The examples and perspective in this article deal primarily with North America and do not represent a worldwide view of the subject. (October 2011)
A media market, broadcast market, media region, designated market area (DMA), television market area, or simply market is a region where the population can receive the same (or similar) television and radio station offerings, and may also include other types of media such as newspapers and internet content. They can coincide or overlap with one or more metropolitan areas, though rural regions with few significant population centers can also be designated as markets. Conversely, very large metropolitan areas can sometimes be subdivided into multiple segments. Market regions may overlap, meaning that people residing on the edge of one media market may be able to receive content from other nearby markets. They are widely used in audience measurements, which are compiled in the United States by Nielsen Media Research. Nielsen measures both television and radio audiences since its acquisition of Arbitron, which was completed in September 2013.
Markets are identified by the largest city, which is usually located in the center of the market region. However, geography and the fact that some metropolitan areas have large cities separated by some distance can make markets have unusual shapes and result in two, three, or more names being used to identify a single region (such as Wichita-Hutchinson, Kansas; Chico-Redding, California; Albany-Schenectady-Troy, New York; and Harrisburg-Lebanon-Lancaster-York, Pennsylvania).

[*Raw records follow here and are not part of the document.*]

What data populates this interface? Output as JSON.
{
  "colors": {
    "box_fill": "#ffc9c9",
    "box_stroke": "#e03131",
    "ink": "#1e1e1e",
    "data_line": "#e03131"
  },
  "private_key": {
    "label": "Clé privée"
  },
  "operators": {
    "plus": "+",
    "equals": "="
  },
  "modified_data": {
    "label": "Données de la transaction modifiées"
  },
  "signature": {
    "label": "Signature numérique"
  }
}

In the United States, radio markets are generally a bit smaller than their television counterparts, as broadcast power restrictions are stricter for radio than TV, and TV reaches further via cable. AM band and FM band radio ratings are sometimes separated, as are broadcast and cable television. Market researchers also subdivide ratings demographically between different age groups, genders, and ethnic backgrounds; as well as psychographically between income levels and other non-physical factors. This information is used by advertisers to determine how to reach a specific audience. In countries such as the United States, media regions are defined by a privately held institution, without government status; in countries such as the United Kingdom, government-run television stations map their own regions.
A Television Market Area (TMA) is a group of counties in the United States covered by a specific group of television stations. The term is used by the U.S. Government's Federal Communications Commission (FCC) to regulate broadcast, cable, and satellite transmissions, according to the Code of Federal Regulations, at 47 CFR § 76.51 and FCC.gov. The TMAs not only have full control over local broadcasts, but also delineate which channels will be received by satellite or cable subscribers ("must-carry" rules). These market areas can also be used to define restrictions on rebroadcasting of broadcast television signals. Generally speaking, only stations within the same market area can be rebroadcast. The only exception to this rule is the "significantly viewed" list. Virtually all of the United States is located within the boundaries of exactly one TMA.
A similar term used by Nielsen Media Research is the Designated Market Area (DMA), and they control the trademark on it. DMAs are used by Nielsen Media Research to identify TV stations that best reach an area and attract the most viewers. There are 210 Nielsen DMAs in the United States, 70 of which are metered (in other words, viewership in these markets are estimated automatically instead of through the archaic diary system still in use in the smaller markets).
TMAs may cover a much larger area than the stations that serve it, especially since the digital television transition. This is particularly true in markets that have hilly or mountainous terrain that is ill-suited for digital broadcasting. In these cases, the outlying areas of a TMA may only be served by cable and satellite, or perhaps by small translators. (There are some cases, such as that of Olean, New York, where a sizable number of independent stations operate, but none carry any major network affiliation unless they operate as translators. Because of this, Olean is considered part of the Buffalo, New York market despite none of that city's major signals reaching the city from 70 miles away.) Conversely, a geographically small market such as Erie, Pennsylvania may have stations where their signal spills well over into neighboring TMAs (most of Chautauqua County, New York, is closer to Erie than Buffalo, but the county is also located within the Buffalo DMA).
Arbitron (now Nielsen Audio) also maintained similar areas for television ratings, each called an "area of dominant influence" (ADI), which were first created in 1966. For the 1993-1994 television season, there were 209 ADIs in the continental United States. Arbitron stopped offering a television ratings service in late 1993.
Nielsen Audio (previously Arbitron) maintains smaller areas for radio stations; each is called an Arbitron Radio Metro. Whereas a typical TMA may cover ten counties, an Arbitron market generally covers two to four, and a TMA may contain two to four separate Radio Metros. There are 302 Radio Metros in the United States, but not all areas of the country are covered.
In 2009, Nielsen began offering radio ratings in competition with Arbitron, starting in those markets ranked 101st and smaller.
Top 100 media markets on the radio may also contribute to society through public relation campaigns. The radio's ability to target specific demographics within the areas they are located and are broadcasting from are a big reason for why they are still successful.